But another executive order issued the same day against a different Chinese-owned app has the potential to rattle even more businesses in the global tech industry.
According to data from PitchBook, a research firm that tracks private and public capital markets, Tencent has made 53 investments globally in 2020 alone compared to SoftBank’s 37 investments. But SoftBank has been more active in the US market: Just three of Tencent’s deals this year have been in the US compared to SoftBank’s 16, according to PitchBook.
“Tencent is perhaps the most powerful investor in China today,” Arun Sundararajan, a professor at New York University’s Stern School of Business, told CNN Business.
By targeting a Tencent property, the Trump administration may put a “serious damper on Tencent’s global expansion ambitions,” Sundararajan said. Beyond that, the Trump administration’s moves could further disincentivize Tencent and its peers from investing in and partnering with US tech companies.
“The level of uncertainty for investors and incumbent companies in the US markets is at an all-time high,” said Harry Broadman, a former US trade negotiator. With growth already slowing down because of the pandemic, he said, “this is hardly the time to inject even more uncertainty in the economy.”

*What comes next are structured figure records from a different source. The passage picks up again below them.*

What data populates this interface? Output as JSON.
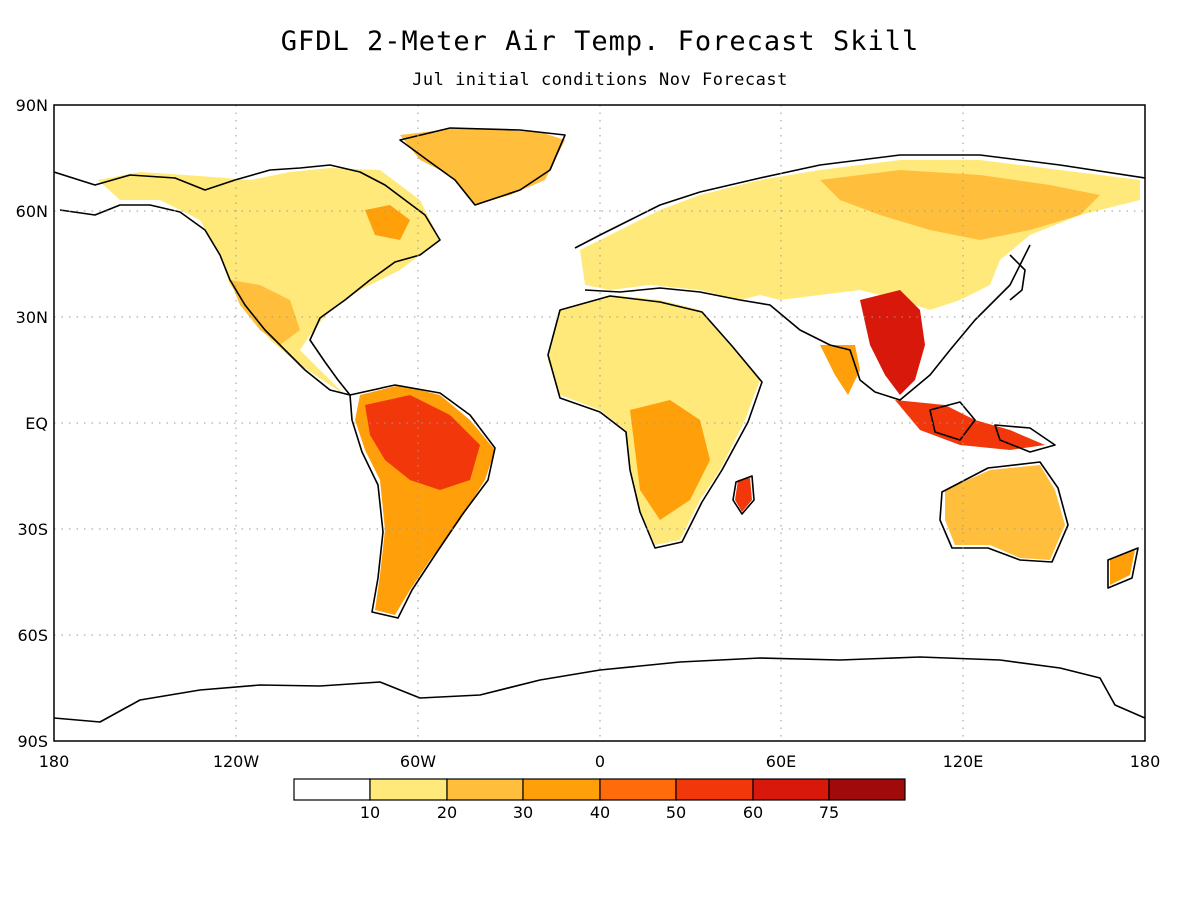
{
  "title": "GFDL 2-Meter Air Temp. Forecast Skill",
  "subtitle": "Jul initial conditions   Nov Forecast",
  "axes": {
    "lat_labels": [
      "90N",
      "60N",
      "30N",
      "EQ",
      "30S",
      "60S",
      "90S"
    ],
    "lon_labels": [
      "180",
      "120W",
      "60W",
      "0",
      "60E",
      "120E",
      "180"
    ],
    "grid": "dotted"
  },
  "colorbar": {
    "colors": [
      "#ffffff",
      "#ffe97a",
      "#ffbe3c",
      "#ffa00a",
      "#ff6a0a",
      "#f2380a",
      "#d8180a",
      "#a00a0a"
    ],
    "labels": [
      "10",
      "20",
      "30",
      "40",
      "50",
      "60",
      "75"
    ]
  }
}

The crackdown on WeChat could also raise questions about whether the administration will direct its interest to companies with ties to Tencent, whether through partnerships or investments.
“We are in the process of seeking further clarification,” he added. (A Tencent spokesperson told CNN Business in a statement that it is “reviewing the executive order to get a full understanding.”)

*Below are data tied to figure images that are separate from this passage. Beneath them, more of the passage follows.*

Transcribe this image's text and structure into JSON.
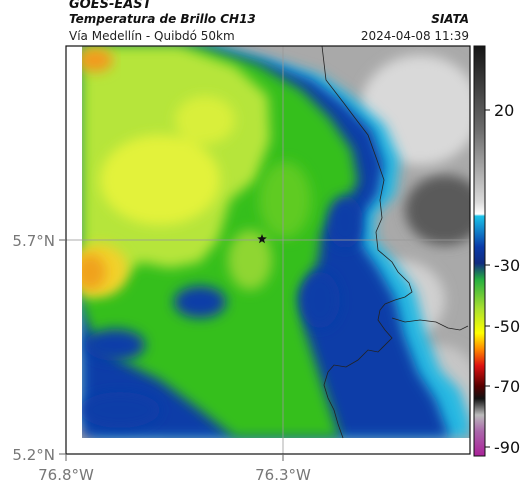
{
  "header": {
    "satellite": "GOES-EAST",
    "product": "Temperatura de Brillo CH13",
    "organization": "SIATA",
    "region": "Vía Medellín - Quibdó 50km",
    "datetime": "2024-04-08 11:39"
  },
  "axes": {
    "lat_labels": [
      "5.7°N",
      "5.2°N"
    ],
    "lon_labels": [
      "76.8°W",
      "76.3°W"
    ]
  },
  "colorbar": {
    "labels": [
      "20",
      "-30",
      "-50",
      "-70",
      "-90"
    ]
  },
  "marker": {
    "icon": "star-icon"
  },
  "colors": {
    "cold_blue": "#0a3aa8",
    "cyan": "#2ab8e0",
    "green": "#3ec11c",
    "yellow_green": "#bfe83a",
    "orange": "#f39a1c",
    "gray": "#9c9c9c"
  }
}
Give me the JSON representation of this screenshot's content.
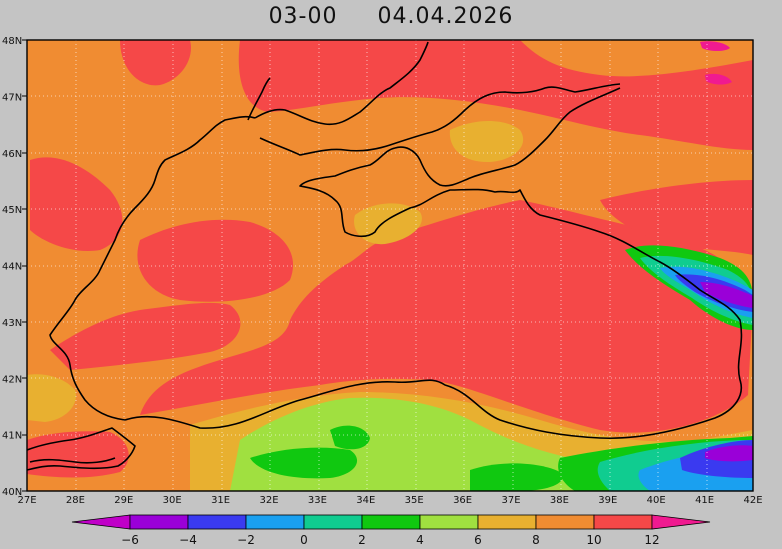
{
  "title": {
    "time": "03-00",
    "date": "04.04.2026"
  },
  "axes": {
    "lat_labels": [
      "48N",
      "47N",
      "46N",
      "45N",
      "44N",
      "43N",
      "42N",
      "41N",
      "40N"
    ],
    "lon_labels": [
      "27E",
      "28E",
      "29E",
      "30E",
      "31E",
      "32E",
      "33E",
      "34E",
      "35E",
      "36E",
      "37E",
      "38E",
      "39E",
      "40E",
      "41E",
      "42E"
    ],
    "lat_range": [
      40,
      48
    ],
    "lon_range": [
      27,
      42
    ],
    "grid": true
  },
  "colorbar": {
    "tick_labels": [
      "-6",
      "-4",
      "-2",
      "0",
      "2",
      "4",
      "6",
      "8",
      "10",
      "12"
    ],
    "bins": [
      {
        "color": "#9a00d8"
      },
      {
        "color": "#3a3af0"
      },
      {
        "color": "#1aa0f0"
      },
      {
        "color": "#10cc90"
      },
      {
        "color": "#10c810"
      },
      {
        "color": "#a0e040"
      },
      {
        "color": "#e8b030"
      },
      {
        "color": "#f08c32"
      },
      {
        "color": "#f54848"
      }
    ],
    "under_color": "#c000c8",
    "over_color": "#f01a90"
  },
  "colors": {
    "orange": "#f08c32",
    "red": "#f54848",
    "light_orange": "#e8b030",
    "light_green": "#a0e040",
    "green": "#10c810",
    "teal": "#10cc90",
    "cyan": "#1aa0f0",
    "blue": "#3a3af0",
    "purple": "#9a00d8",
    "magenta": "#f01a90",
    "coast": "#000000"
  }
}
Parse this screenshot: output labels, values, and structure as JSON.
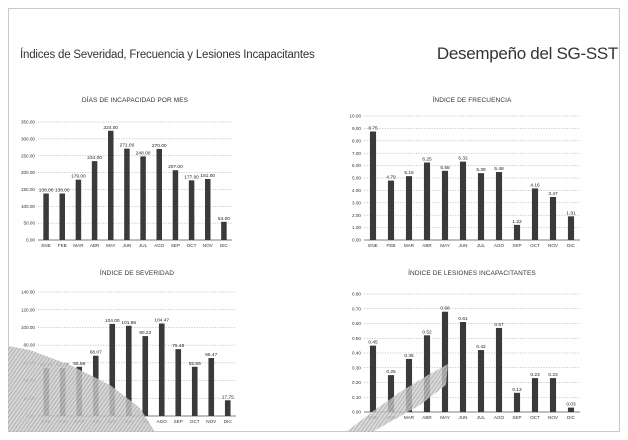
{
  "slide": {
    "title": "Índices de Severidad, Frecuencia y Lesiones Incapacitantes",
    "heading": "Desempeño del SG-SST"
  },
  "chart_data": [
    {
      "type": "bar",
      "title": "DÍAS DE INCAPACIDAD POR MES",
      "categories": [
        "ENE",
        "FEB",
        "MAR",
        "ABR",
        "MAY",
        "JUN",
        "JUL",
        "AGO",
        "SEP",
        "OCT",
        "NOV",
        "DIC"
      ],
      "values": [
        138.0,
        138.0,
        179.0,
        234.0,
        324.0,
        271.0,
        248.0,
        270.0,
        207.0,
        177.0,
        181.0,
        54.0
      ],
      "value_labels": [
        "138.00",
        "138.00",
        "179.00",
        "234.00",
        "324.00",
        "271.00",
        "248.00",
        "270.00",
        "207.00",
        "177.00",
        "181.00",
        "54.00"
      ],
      "ylim": [
        0,
        350
      ],
      "yticks": [
        "0.00",
        "50.00",
        "100.00",
        "150.00",
        "200.00",
        "250.00",
        "300.00",
        "350.00"
      ],
      "grid": true,
      "color": "#3a3a3a"
    },
    {
      "type": "bar",
      "title": "ÍNDICE DE FRECUENCIA",
      "categories": [
        "ENE",
        "FEB",
        "MAR",
        "ABR",
        "MAY",
        "JUN",
        "JUL",
        "AGO",
        "SEP",
        "OCT",
        "NOV",
        "DIC"
      ],
      "values": [
        8.75,
        4.79,
        5.15,
        6.25,
        5.58,
        6.32,
        5.39,
        5.48,
        1.22,
        4.16,
        3.47,
        1.91
      ],
      "value_labels": [
        "8.75",
        "4.79",
        "5.15",
        "6.25",
        "5.58",
        "6.32",
        "5.39",
        "5.48",
        "1.22",
        "4.16",
        "3.47",
        "1.91"
      ],
      "ylim": [
        0,
        10
      ],
      "yticks": [
        "0.00",
        "1.00",
        "2.00",
        "3.00",
        "4.00",
        "5.00",
        "6.00",
        "7.00",
        "8.00",
        "9.00",
        "10.00"
      ],
      "grid": true,
      "color": "#3a3a3a"
    },
    {
      "type": "bar",
      "title": "ÍNDICE DE SEVERIDAD",
      "categories": [
        "ENE",
        "FEB",
        "MAR",
        "ABR",
        "MAY",
        "JUN",
        "JUL",
        "AGO",
        "SEP",
        "OCT",
        "NOV",
        "DIC"
      ],
      "values": [
        54.28,
        54.28,
        55.56,
        68.07,
        104.0,
        101.86,
        90.22,
        104.47,
        75.48,
        55.59,
        65.47,
        17.75
      ],
      "value_labels": [
        "54.28",
        "54.28",
        "55.56",
        "68.07",
        "104.00",
        "101.86",
        "90.22",
        "104.47",
        "75.48",
        "55.59",
        "65.47",
        "17.75"
      ],
      "ylim": [
        0,
        140
      ],
      "yticks": [
        "0.00",
        "20.00",
        "40.00",
        "60.00",
        "80.00",
        "100.00",
        "120.00",
        "140.00"
      ],
      "grid": true,
      "color": "#3a3a3a"
    },
    {
      "type": "bar",
      "title": "ÍNDICE DE LESIONES INCAPACITANTES",
      "categories": [
        "ENE",
        "FEB",
        "MAR",
        "ABR",
        "MAY",
        "JUN",
        "JUL",
        "AGO",
        "SEP",
        "OCT",
        "NOV",
        "DIC"
      ],
      "values": [
        0.45,
        0.25,
        0.36,
        0.52,
        0.68,
        0.61,
        0.42,
        0.57,
        0.13,
        0.23,
        0.23,
        0.03
      ],
      "value_labels": [
        "0.45",
        "0.25",
        "0.36",
        "0.52",
        "0.68",
        "0.61",
        "0.42",
        "0.57",
        "0.13",
        "0.23",
        "0.23",
        "0.03"
      ],
      "ylim": [
        0,
        0.8
      ],
      "yticks": [
        "0.00",
        "0.10",
        "0.20",
        "0.30",
        "0.40",
        "0.50",
        "0.60",
        "0.70",
        "0.80"
      ],
      "grid": true,
      "color": "#3a3a3a"
    }
  ]
}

Demers also said the administration’s actions over the past year are intended to “ensure that we have trusted vendors from trusted countries — and that is countries that share our same political values — that are running these telecommunications networks over which our entire lives are already running and only will run more so in the future.’

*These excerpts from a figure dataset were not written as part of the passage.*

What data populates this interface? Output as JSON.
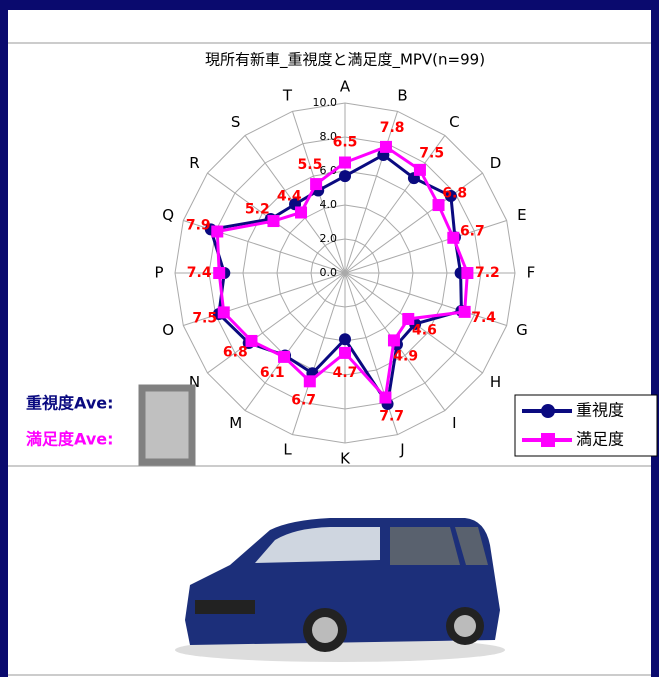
{
  "chart_data": {
    "type": "radar",
    "title": "現所有新車_重視度と満足度_MPV(n=99)",
    "categories": [
      "A",
      "B",
      "C",
      "D",
      "E",
      "F",
      "G",
      "H",
      "I",
      "J",
      "K",
      "L",
      "M",
      "N",
      "O",
      "P",
      "Q",
      "R",
      "S",
      "T"
    ],
    "series": [
      {
        "name": "重視度",
        "color": "#0a0a80",
        "marker": "circle",
        "values": [
          5.7,
          7.3,
          6.9,
          7.7,
          6.8,
          6.8,
          7.2,
          5.1,
          5.2,
          8.1,
          3.9,
          6.2,
          6.0,
          7.0,
          7.8,
          7.1,
          8.3,
          5.4,
          5.0,
          5.1
        ]
      },
      {
        "name": "満足度",
        "color": "#ff00ff",
        "marker": "square",
        "values": [
          6.5,
          7.8,
          7.5,
          6.8,
          6.7,
          7.2,
          7.4,
          4.6,
          4.9,
          7.7,
          4.7,
          6.7,
          6.1,
          6.8,
          7.5,
          7.4,
          7.9,
          5.2,
          4.4,
          5.5
        ]
      }
    ],
    "data_label_color": "#ff0000",
    "ylim": [
      0,
      10
    ],
    "yticks": [
      {
        "value": 0,
        "label": "0.0"
      },
      {
        "value": 2,
        "label": "2.0"
      },
      {
        "value": 4,
        "label": "4.0"
      },
      {
        "value": 6,
        "label": "6.0"
      },
      {
        "value": 8,
        "label": "8.0"
      },
      {
        "value": 10,
        "label": "10.0"
      }
    ],
    "grid": true,
    "legend": "bottom-right",
    "side_labels": [
      "重視度Ave:",
      "満足度Ave:"
    ]
  }
}
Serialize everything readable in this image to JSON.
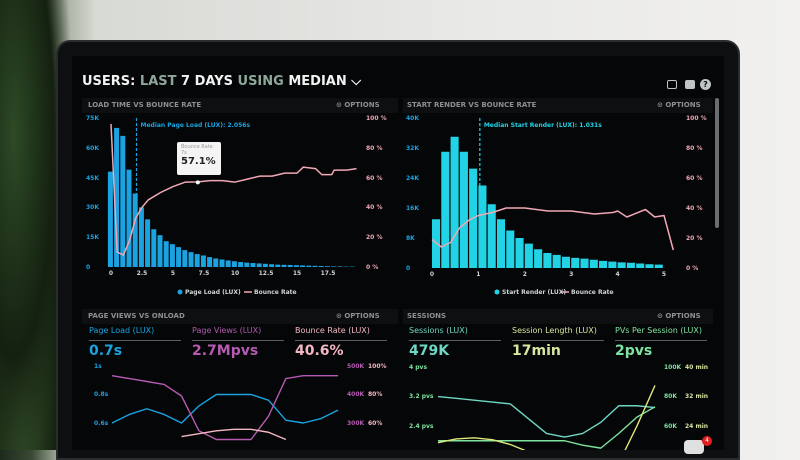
{
  "header": {
    "title_parts": [
      "USERS:",
      "LAST",
      "7 DAYS",
      "USING",
      "MEDIAN"
    ],
    "icons": [
      "monitor-icon",
      "share-icon",
      "help-icon"
    ]
  },
  "options_label": "OPTIONS",
  "panels": [
    {
      "title": "LOAD TIME VS BOUNCE RATE",
      "chart_data": {
        "type": "bar",
        "left_ticks": [
          "75K",
          "60K",
          "45K",
          "30K",
          "15K",
          "0"
        ],
        "right_ticks": [
          "100 %",
          "80 %",
          "60 %",
          "40 %",
          "20 %",
          "0 %"
        ],
        "x_ticks": [
          "0",
          "2.5",
          "5",
          "7.5",
          "10",
          "12.5",
          "15",
          "17.5"
        ],
        "ylim": [
          0,
          75000
        ],
        "y2lim": [
          0,
          100
        ],
        "median_label": "Median Page Load (LUX): 2.056s",
        "median": 2.056,
        "legend": [
          "Page Load (LUX)",
          "Bounce Rate"
        ],
        "bin_width": 0.5,
        "bars": [
          48000,
          70000,
          66000,
          49000,
          37000,
          30000,
          24000,
          19000,
          16000,
          13000,
          11500,
          10000,
          8500,
          7500,
          6500,
          5800,
          5000,
          4300,
          3800,
          3300,
          2900,
          2500,
          2200,
          2000,
          1800,
          1600,
          1400,
          1200,
          1100,
          1000,
          900,
          800,
          700,
          600,
          500,
          400,
          300,
          300,
          200,
          200
        ],
        "line": [
          [
            0,
            96
          ],
          [
            0.5,
            10
          ],
          [
            1,
            8
          ],
          [
            1.5,
            18
          ],
          [
            2,
            33
          ],
          [
            2.5,
            40
          ],
          [
            3,
            45
          ],
          [
            4,
            50
          ],
          [
            5,
            54
          ],
          [
            6,
            57
          ],
          [
            7,
            57.1
          ],
          [
            8,
            58
          ],
          [
            9,
            58
          ],
          [
            10,
            57
          ],
          [
            11,
            59
          ],
          [
            12,
            61
          ],
          [
            13,
            61
          ],
          [
            14,
            63
          ],
          [
            15,
            63
          ],
          [
            15.5,
            67
          ],
          [
            16.5,
            66
          ],
          [
            17,
            62
          ],
          [
            17.8,
            62
          ],
          [
            18,
            65
          ],
          [
            19,
            65
          ],
          [
            19.8,
            66
          ]
        ],
        "tooltip": {
          "title": "Bounce Rate",
          "x": "7s",
          "value": "57.1%"
        },
        "colors": {
          "bars": "#1aa3e0",
          "line": "#f0a8b4"
        }
      }
    },
    {
      "title": "START RENDER VS BOUNCE RATE",
      "chart_data": {
        "type": "bar",
        "left_ticks": [
          "40K",
          "32K",
          "24K",
          "16K",
          "8K",
          "0"
        ],
        "right_ticks": [
          "100 %",
          "80 %",
          "60 %",
          "40 %",
          "20 %",
          "0 %"
        ],
        "x_ticks": [
          "0",
          "1",
          "2",
          "3",
          "4",
          "5"
        ],
        "ylim": [
          0,
          40000
        ],
        "y2lim": [
          0,
          100
        ],
        "median_label": "Median Start Render (LUX): 1.031s",
        "median": 1.031,
        "legend": [
          "Start Render (LUX)",
          "Bounce Rate"
        ],
        "bin_width": 0.2,
        "bars": [
          13000,
          31000,
          35000,
          31000,
          26500,
          22000,
          17000,
          13000,
          10000,
          8000,
          6500,
          5000,
          4000,
          3500,
          3000,
          2700,
          2500,
          2200,
          1900,
          1700,
          1500,
          1400,
          1200,
          1000,
          900
        ],
        "line": [
          [
            0,
            19
          ],
          [
            0.2,
            14
          ],
          [
            0.4,
            17
          ],
          [
            0.6,
            27
          ],
          [
            0.8,
            32
          ],
          [
            1,
            35
          ],
          [
            1.3,
            37
          ],
          [
            1.6,
            40
          ],
          [
            2,
            40
          ],
          [
            2.5,
            38
          ],
          [
            3,
            38
          ],
          [
            3.5,
            36
          ],
          [
            3.9,
            37
          ],
          [
            4,
            38
          ],
          [
            4.2,
            34
          ],
          [
            4.6,
            39
          ],
          [
            4.8,
            34
          ],
          [
            5,
            35
          ],
          [
            5.2,
            12
          ]
        ],
        "colors": {
          "bars": "#22d3e6",
          "line": "#f0a8b4"
        }
      }
    },
    {
      "title": "PAGE VIEWS VS ONLOAD",
      "metrics": [
        {
          "label": "Page Load (LUX)",
          "value": "0.7s",
          "color": "#1aa3e0"
        },
        {
          "label": "Page Views (LUX)",
          "value": "2.7Mpvs",
          "color": "#b45ab0"
        },
        {
          "label": "Bounce Rate (LUX)",
          "value": "40.6%",
          "color": "#f4b8c4"
        }
      ],
      "chart_data": {
        "type": "line",
        "left_ticks": [
          "1s",
          "0.8s",
          "0.6s"
        ],
        "right_ticks_a": [
          "500K",
          "400K",
          "300K"
        ],
        "right_ticks_b": [
          "100%",
          "80%",
          "60%"
        ],
        "series": [
          {
            "values": [
              0.6,
              0.66,
              0.7,
              0.66,
              0.6,
              0.72,
              0.8,
              0.8,
              0.8,
              0.76,
              0.62,
              0.6,
              0.63,
              0.69
            ],
            "axis": "left",
            "color": "#1aa3e0"
          },
          {
            "values": [
              470,
              460,
              450,
              440,
              400,
              280,
              250,
              250,
              250,
              330,
              460,
              470,
              470,
              470
            ],
            "axis": "k",
            "color": "#b45ab0"
          },
          {
            "values": [
              null,
              null,
              null,
              null,
              52,
              54,
              56,
              57,
              57,
              55,
              50,
              null,
              null,
              null
            ],
            "axis": "pct",
            "color": "#f4b8c4"
          }
        ]
      }
    },
    {
      "title": "SESSIONS",
      "metrics": [
        {
          "label": "Sessions (LUX)",
          "value": "479K",
          "color": "#6fd6c4"
        },
        {
          "label": "Session Length (LUX)",
          "value": "17min",
          "color": "#d8e6a0"
        },
        {
          "label": "PVs Per Session (LUX)",
          "value": "2pvs",
          "color": "#7ee3a0"
        }
      ],
      "chart_data": {
        "type": "line",
        "left_ticks": [
          "4 pvs",
          "3.2 pvs",
          "2.4 pvs"
        ],
        "right_ticks_a": [
          "100K",
          "80K",
          "60K"
        ],
        "right_ticks_b": [
          "40 min",
          "32 min",
          "24 min"
        ],
        "series": [
          {
            "values": [
              3.2,
              3.15,
              3.1,
              3.05,
              3.0,
              2.6,
              2.2,
              2.1,
              2.2,
              2.5,
              2.95,
              2.95,
              2.9
            ],
            "axis": "left",
            "color": "#6fd6c4"
          },
          {
            "values": [
              50,
              50,
              50,
              50,
              50,
              50,
              50,
              50,
              47,
              45,
              55,
              66,
              73
            ],
            "axis": "k",
            "color": "#7ee3a0"
          },
          {
            "values": [
              19.5,
              20.5,
              20.8,
              20.3,
              19,
              17,
              15,
              14,
              13,
              12,
              14,
              24,
              35
            ],
            "axis": "min",
            "color": "#e0e67a"
          }
        ]
      }
    }
  ],
  "chat_badge": "4"
}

Whether the Trump administration stays focused on WeChat or probes Tencent more broadly, its moves could fundamentally change the digital marketplace.
“I don’t think we really understand yet that, by striking at the Chinese companies that stand out because they try to penetrate international markets, we’re essentially saying to the world maybe these internet markets are not international,” said Peter Petri, a professor at Brandeis University’s International Business School and a non-resident senior fellow at Brookings.